In a deep squat, your knees must travel forward over your toes to keep your center of gravity balanced over your mid-foot. If your ankles are stiff, your shins cannot tilt forward enough, forcing your torso to pitch forward to prevent you from falling backward. Improving your ankle range of motion allows you to maintain an upright chest, sit deeper into the "pocket" of the squat, and engage your quads and glutes more effectively.

How to Test Your Ankle Mobility

Before diving into the drills, it is helpful to establish a baseline. You can perform the 5-Inch Wall Test to see where you stand. Stand facing a wall in a half-kneeling position. Place your big toe five inches away from the wall. While keeping your heel firmly planted on the floor, try to touch your knee to the wall. If your heel lifts or your knee cannot reach, your ankle mobility is likely a limiting factor in your training.

Top Ankle Mobility Drills for Better Performance

Incorporate these drills into your warm-up routine or dedicated mobility sessions to see lasting improvements in your squat depth and balance.

1. Half-Kneeling Wall Ankle Mobilizations

This dynamic stretch targets the joint capsule and the Achilles tendon. By repeatedly moving into the end-range of motion, you signal to your nervous system that it is safe to access that extra depth.

  • Assume a half-kneeling position with your foot a few inches from a wall.
  • Drive your knee forward directly over your second and third toes.
  • Ensure your heel stays glued to the ground at all times.
  • Hold the end position for 2 seconds, then return to the start.
  • Perform 2 sets of 12 repetitions per side.

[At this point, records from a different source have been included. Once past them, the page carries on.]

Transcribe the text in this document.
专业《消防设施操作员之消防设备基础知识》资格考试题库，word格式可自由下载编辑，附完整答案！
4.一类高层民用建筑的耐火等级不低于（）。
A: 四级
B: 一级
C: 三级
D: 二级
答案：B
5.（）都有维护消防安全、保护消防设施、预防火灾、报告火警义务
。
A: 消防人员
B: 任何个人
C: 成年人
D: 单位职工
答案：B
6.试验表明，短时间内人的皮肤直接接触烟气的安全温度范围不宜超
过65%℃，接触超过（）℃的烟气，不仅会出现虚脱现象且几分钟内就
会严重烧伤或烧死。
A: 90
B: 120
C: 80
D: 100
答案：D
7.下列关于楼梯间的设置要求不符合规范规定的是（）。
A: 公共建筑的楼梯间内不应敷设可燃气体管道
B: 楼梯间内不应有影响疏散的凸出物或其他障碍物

2. Banded Ankle Distraction

Sometimes, mobility is limited by a "pinch" at the front of the ankle, which is often a joint capsule restriction. Using a heavy resistance band can help create space in the joint, allowing the talus bone to glide properly.

  • Anchor a thick resistance band to a heavy post at floor level.
  • Step into the band and place it across the very top of your foot (below the ankle bones).
  • Step forward to create high tension and place that foot on a small box or weight plate.
  • Drive your knee forward over your toes, letting the band pull the joint backward.
  • Repeat for 15 slow pulses per side.

3. Loaded Calf Stretches

Stiff calf muscles (the gastrocnemius and soleus) are a primary cause of restricted dorsiflexion. Adding a light load helps pull the muscles into a deeper stretch than bodyweight alone can provide.

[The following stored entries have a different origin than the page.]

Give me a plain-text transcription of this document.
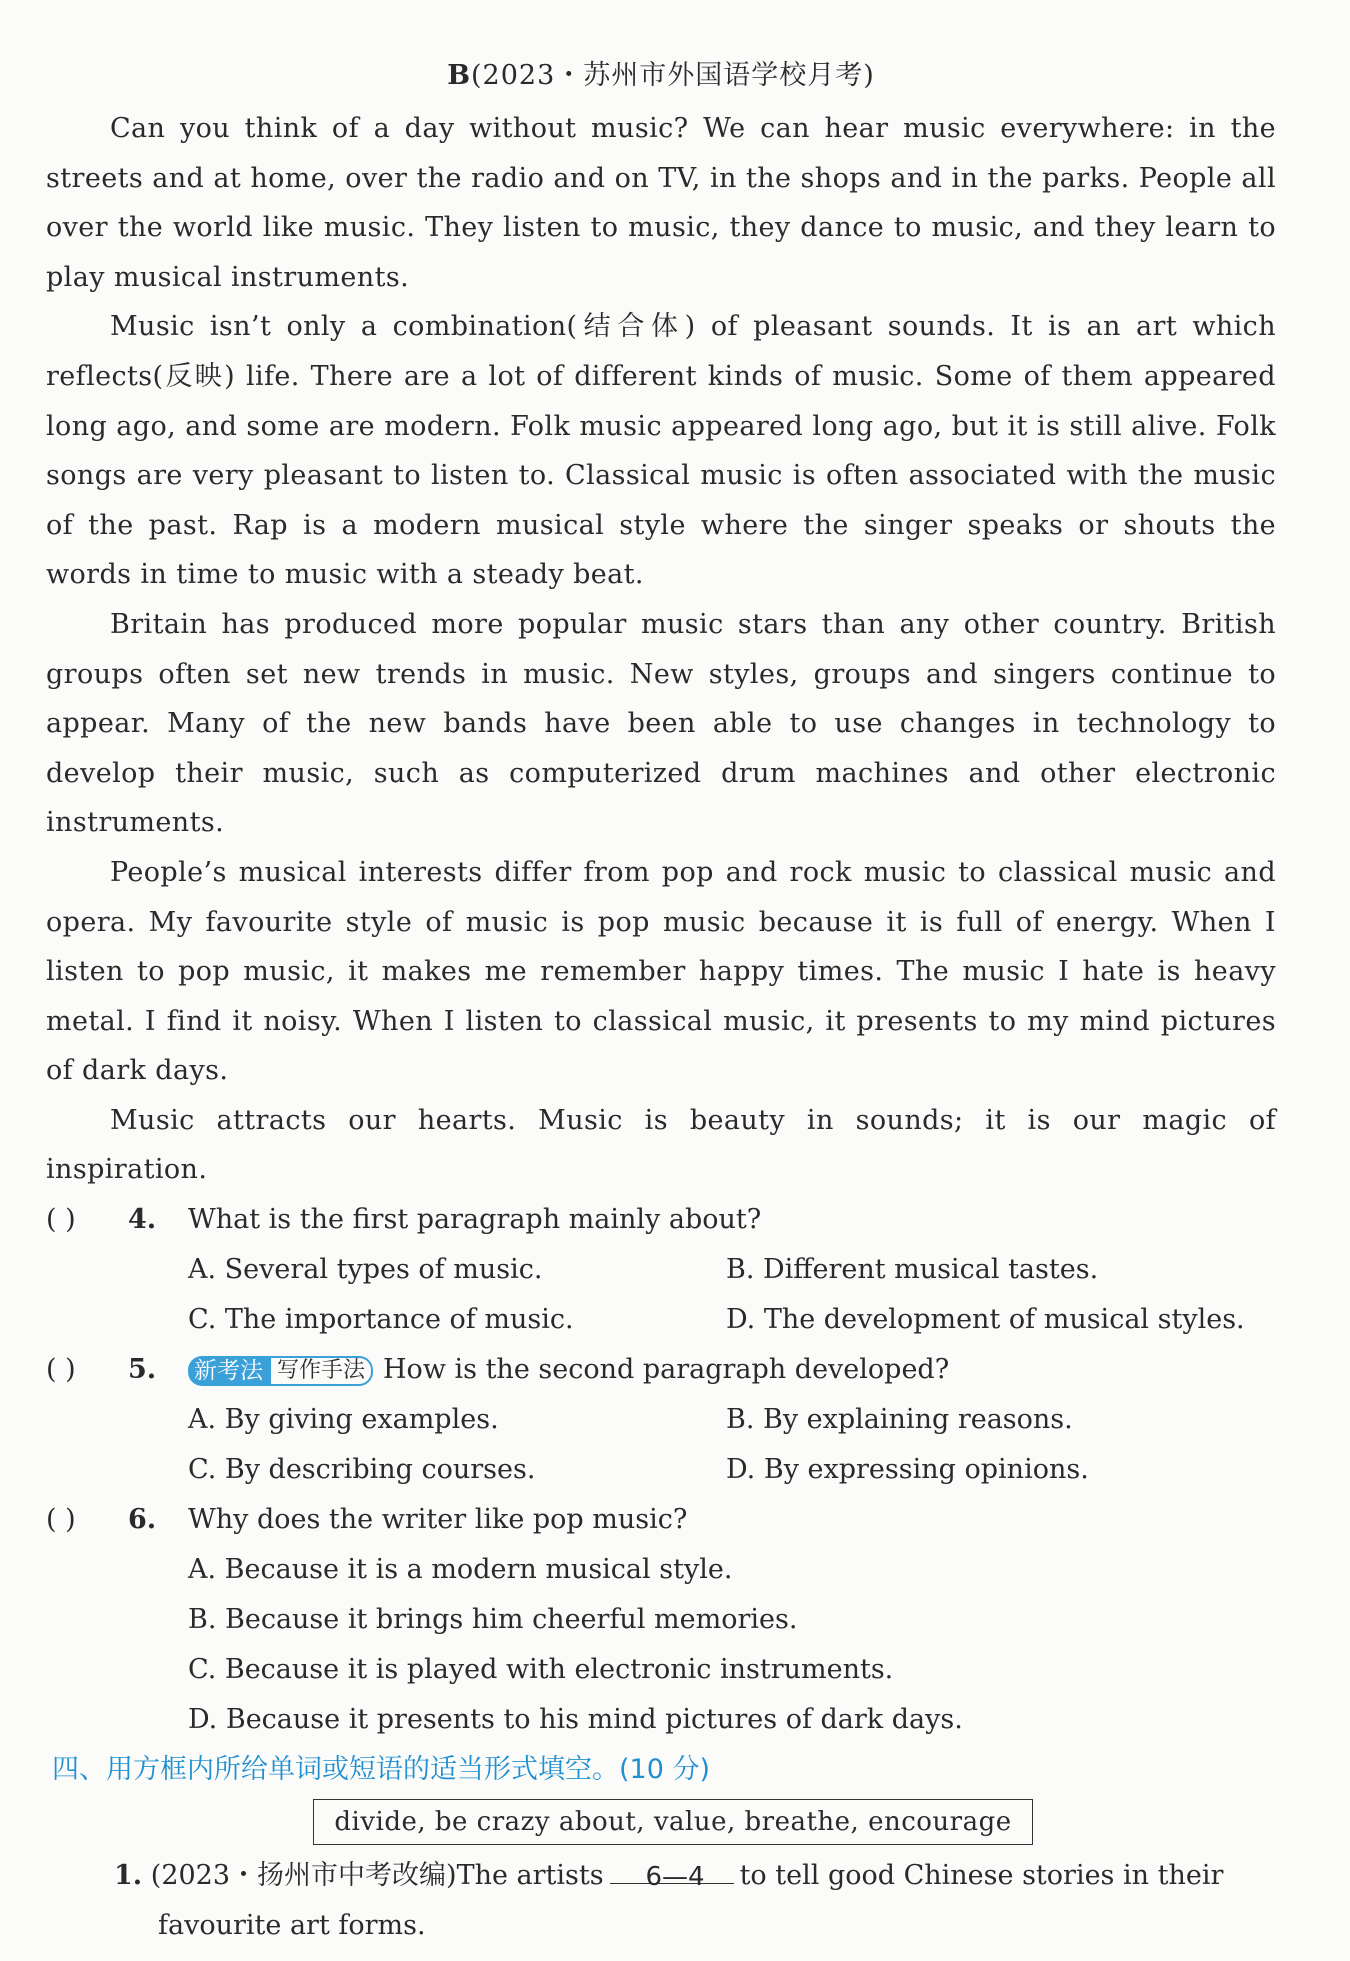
B(2023・苏州市外国语学校月考)

Can you think of a day without music? We can hear music everywhere: in the streets and at home, over the radio and on TV, in the shops and in the parks. People all over the world like music. They listen to music, they dance to music, and they learn to play musical instruments.

Music isn’t only a combination(结合体) of pleasant sounds. It is an art which reflects(反映) life. There are a lot of different kinds of music. Some of them appeared long ago, and some are modern. Folk music appeared long ago, but it is still alive. Folk songs are very pleasant to listen to. Classical music is often associated with the music of the past. Rap is a modern musical style where the singer speaks or shouts the words in time to music with a steady beat.

Britain has produced more popular music stars than any other country. British groups often set new trends in music. New styles, groups and singers continue to appear. Many of the new bands have been able to use changes in technology to develop their music, such as computerized drum machines and other electronic instruments.

People’s musical interests differ from pop and rock music to classical music and opera. My favourite style of music is pop music because it is full of energy. When I listen to pop music, it makes me remember happy times. The music I hate is heavy metal. I find it noisy. When I listen to classical music, it presents to my mind pictures of dark days.

Music attracts our hearts. Music is beauty in sounds; it is our magic of inspiration.

( ) 4. What is the first paragraph mainly about?
A. Several types of music.	B. Different musical tastes.
C. The importance of music.	D. The development of musical styles.
( ) 5. 新考法 写作手法 How is the second paragraph developed?
A. By giving examples.	B. By explaining reasons.
C. By describing courses.	D. By expressing opinions.
( ) 6. Why does the writer like pop music?
A. Because it is a modern musical style.
B. Because it brings him cheerful memories.
C. Because it is played with electronic instruments.
D. Because it presents to his mind pictures of dark days.
四、用方框内所给单词或短语的适当形式填空。(10 分)
divide, be crazy about, value, breathe, encourage
1. (2023・扬州市中考改编)The artists	to tell good Chinese stories in their
favourite art forms.
6—4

  • Sit on a bench and place a dumbbell or kettlebell on top of one knee.
  • Keeping your foot flat on the floor, lean forward to apply pressure through the weight.
  • Hold the deep stretch for 45 to 60 seconds.
  • Focus on deep breathing to allow the connective tissue to relax.

4. Eccentric Heel Drops

Mobility is nothing without stability. Eccentric loading helps strengthen the tendons and muscles around the ankle through their full range of motion, ensuring you have control at the bottom of your squat.

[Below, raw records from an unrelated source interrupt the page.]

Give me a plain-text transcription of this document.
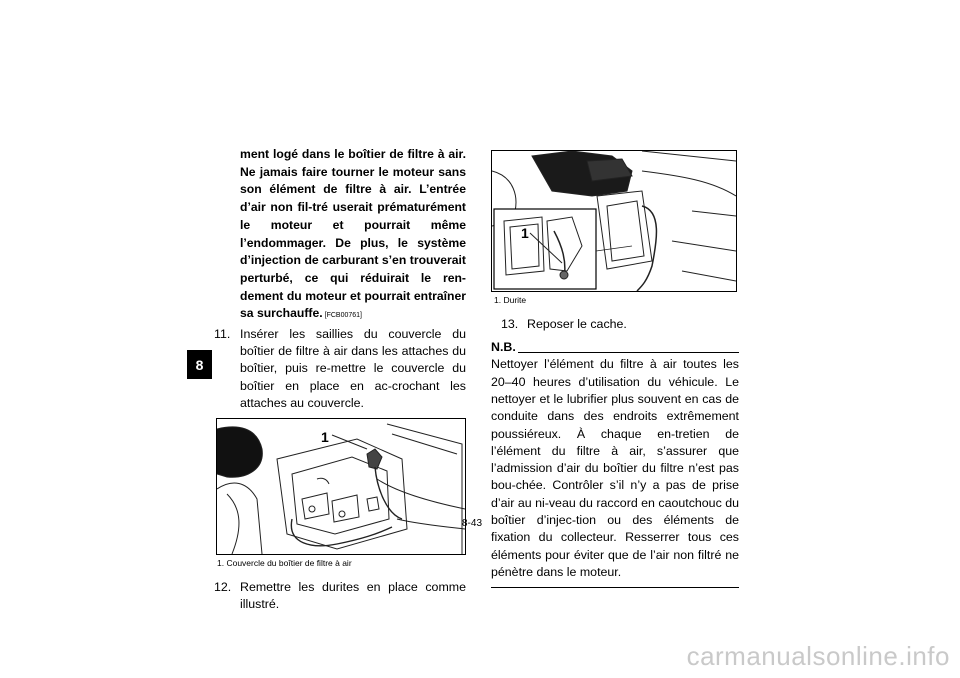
8
ment logé dans le boîtier de filtre à air. Ne jamais faire tourner le moteur sans son élément de filtre à air. L’entrée d’air non fil-tré userait prématurément le moteur et pourrait même l’endommager. De plus, le système d’injection de carburant s’en trouverait perturbé, ce qui réduirait le ren-dement du moteur et pourrait entraîner sa surchauffe. [FCB00761]
11. Insérer les saillies du couvercle du boîtier de filtre à air dans les attaches du boîtier, puis re-mettre le couvercle du boîtier en place en ac-crochant les attaches au couvercle.
1
1. Couvercle du boîtier de filtre à air
12. Remettre les durites en place comme illustré.
1
1. Durite
13. Reposer le cache.
N.B.
Nettoyer l’élément du filtre à air toutes les 20–40 heures d’utilisation du véhicule. Le nettoyer et le lubrifier plus souvent en cas de conduite dans des endroits extrêmement poussiéreux. À chaque en-tretien de l’élément du filtre à air, s’assurer que l’admission d’air du boîtier du filtre n’est pas bou-chée. Contrôler s’il n’y a pas de prise d’air au ni-veau du raccord en caoutchouc du boîtier d’injec-tion ou des éléments de fixation du collecteur. Resserrer tous ces éléments pour éviter que de l’air non filtré ne pénètre dans le moteur.
8-43
carmanualsonline.info
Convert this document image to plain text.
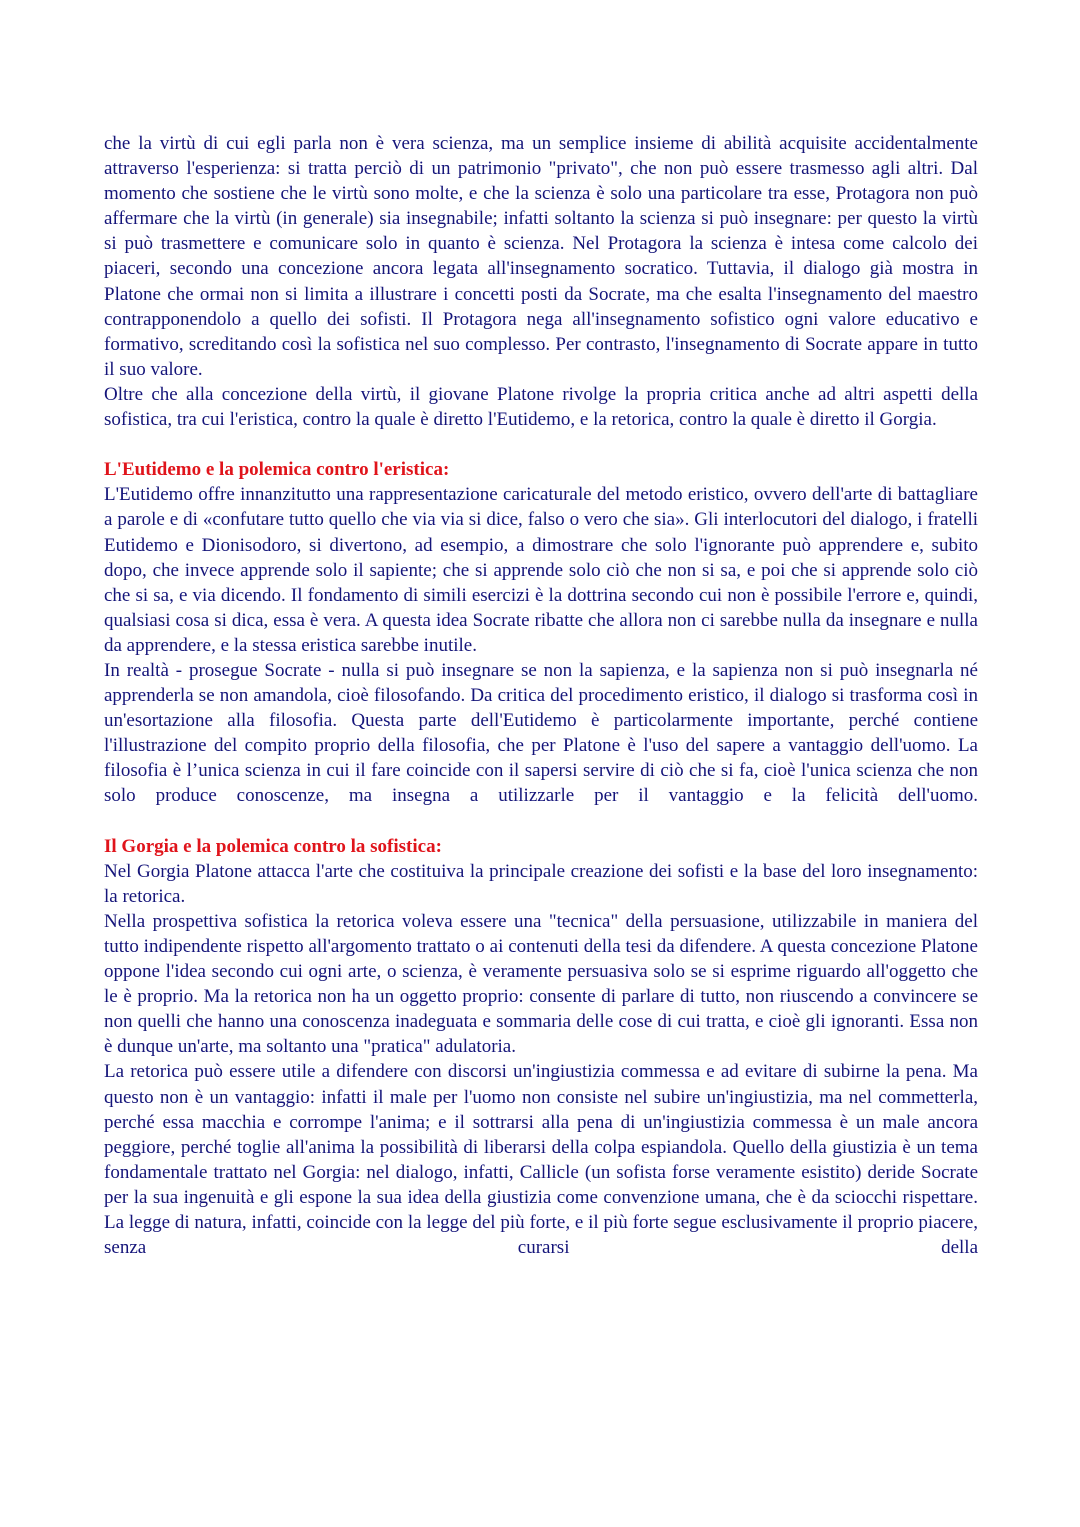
che la virtù di cui egli parla non è vera scienza, ma un semplice insieme di abilità acquisite accidentalmente attraverso l'esperienza: si tratta perciò di un patrimonio "privato", che non può essere trasmesso agli altri. Dal momento che sostiene che le virtù sono molte, e che la scienza è solo una particolare tra esse, Protagora non può affermare che la virtù (in generale) sia insegnabile; infatti soltanto la scienza si può insegnare: per questo la virtù si può trasmettere e comunicare solo in quanto è scienza. Nel Protagora la scienza è intesa come calcolo dei piaceri, secondo una concezione ancora legata all'insegnamento socratico. Tuttavia, il dialogo già mostra in Platone che ormai non si limita a illustrare i concetti posti da Socrate, ma che esalta l'insegnamento del maestro contrapponendolo a quello dei sofisti. Il Protagora nega all'insegnamento sofistico ogni valore educativo e formativo, screditando così la sofistica nel suo complesso. Per contrasto, l'insegnamento di Socrate appare in tutto il suo valore.

Oltre che alla concezione della virtù, il giovane Platone rivolge la propria critica anche ad altri aspetti della sofistica, tra cui l'eristica, contro la quale è diretto l'Eutidemo, e la retorica, contro la quale è diretto il Gorgia.

L'Eutidemo e la polemica contro l'eristica:

L'Eutidemo offre innanzitutto una rappresentazione caricaturale del metodo eristico, ovvero dell'arte di battagliare a parole e di «confutare tutto quello che via via si dice, falso o vero che sia». Gli interlocutori del dialogo, i fratelli Eutidemo e Dionisodoro, si divertono, ad esempio, a dimostrare che solo l'ignorante può apprendere e, subito dopo, che invece apprende solo il sapiente; che si apprende solo ciò che non si sa, e poi che si apprende solo ciò che si sa, e via dicendo. Il fondamento di simili esercizi è la dottrina secondo cui non è possibile l'errore e, quindi, qualsiasi cosa si dica, essa è vera. A questa idea Socrate ribatte che allora non ci sarebbe nulla da insegnare e nulla da apprendere, e la stessa eristica sarebbe inutile.

In realtà - prosegue Socrate - nulla si può insegnare se non la sapienza, e la sapienza non si può insegnarla né apprenderla se non amandola, cioè filosofando. Da critica del procedimento eristico, il dialogo si trasforma così in un'esortazione alla filosofia. Questa parte dell'Eutidemo è particolarmente importante, perché contiene l'illustrazione del compito proprio della filosofia, che per Platone è l'uso del sapere a vantaggio dell'uomo. La filosofia è l’unica scienza in cui il fare coincide con il sapersi servire di ciò che si fa, cioè l'unica scienza che non solo produce conoscenze, ma insegna a utilizzarle per il vantaggio e la felicità dell'uomo.

Il Gorgia e la polemica contro la sofistica:

Nel Gorgia Platone attacca l'arte che costituiva la principale creazione dei sofisti e la base del loro insegnamento: la retorica.

Nella prospettiva sofistica la retorica voleva essere una "tecnica" della persuasione, utilizzabile in maniera del tutto indipendente rispetto all'argomento trattato o ai contenuti della tesi da difendere. A questa concezione Platone oppone l'idea secondo cui ogni arte, o scienza, è veramente persuasiva solo se si esprime riguardo all'oggetto che le è proprio. Ma la retorica non ha un oggetto proprio: consente di parlare di tutto, non riuscendo a convincere se non quelli che hanno una conoscenza inadeguata e sommaria delle cose di cui tratta, e cioè gli ignoranti. Essa non è dunque un'arte, ma soltanto una "pratica" adulatoria.

La retorica può essere utile a difendere con discorsi un'ingiustizia commessa e ad evitare di subirne la pena. Ma questo non è un vantaggio: infatti il male per l'uomo non consiste nel subire un'ingiustizia, ma nel commetterla, perché essa macchia e corrompe l'anima; e il sottrarsi alla pena di un'ingiustizia commessa è un male ancora peggiore, perché toglie all'anima la possibilità di liberarsi della colpa espiandola. Quello della giustizia è un tema fondamentale trattato nel Gorgia: nel dialogo, infatti, Callicle (un sofista forse veramente esistito) deride Socrate per la sua ingenuità e gli espone la sua idea della giustizia come convenzione umana, che è da sciocchi rispettare. La legge di natura, infatti, coincide con la legge del più forte, e il più forte segue esclusivamente il proprio piacere, senza curarsi della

  • Stand on the edge of a step or weight plate with your heels hanging off.
  • Rise up onto the balls of your feet using both legs.
  • Lift one foot off the step and slowly lower your heel below the level of the step over a count of 3 to 5 seconds.
  • Return to the top and repeat for 10 repetitions per side.

Integrating Mobility into Your Routine

Consistency is the most important factor when improving joint range of motion. For best results, perform these drills as part of your pre-squat warm-up. This "primes" the ankles for the movements ahead, allowing you to access a greater range during your working sets. Additionally, spending 5 to 10 minutes on these drills on your rest days will help solidify the gains in flexibility.

Remember that improving mobility is a marathon, not a sprint. By dedicating time to your ankles, you aren't just improving your squat depth; you are building a more resilient, stable foundation for all your athletic endeavors. Stay consistent, listen to your body, and enjoy the benefits of moving better.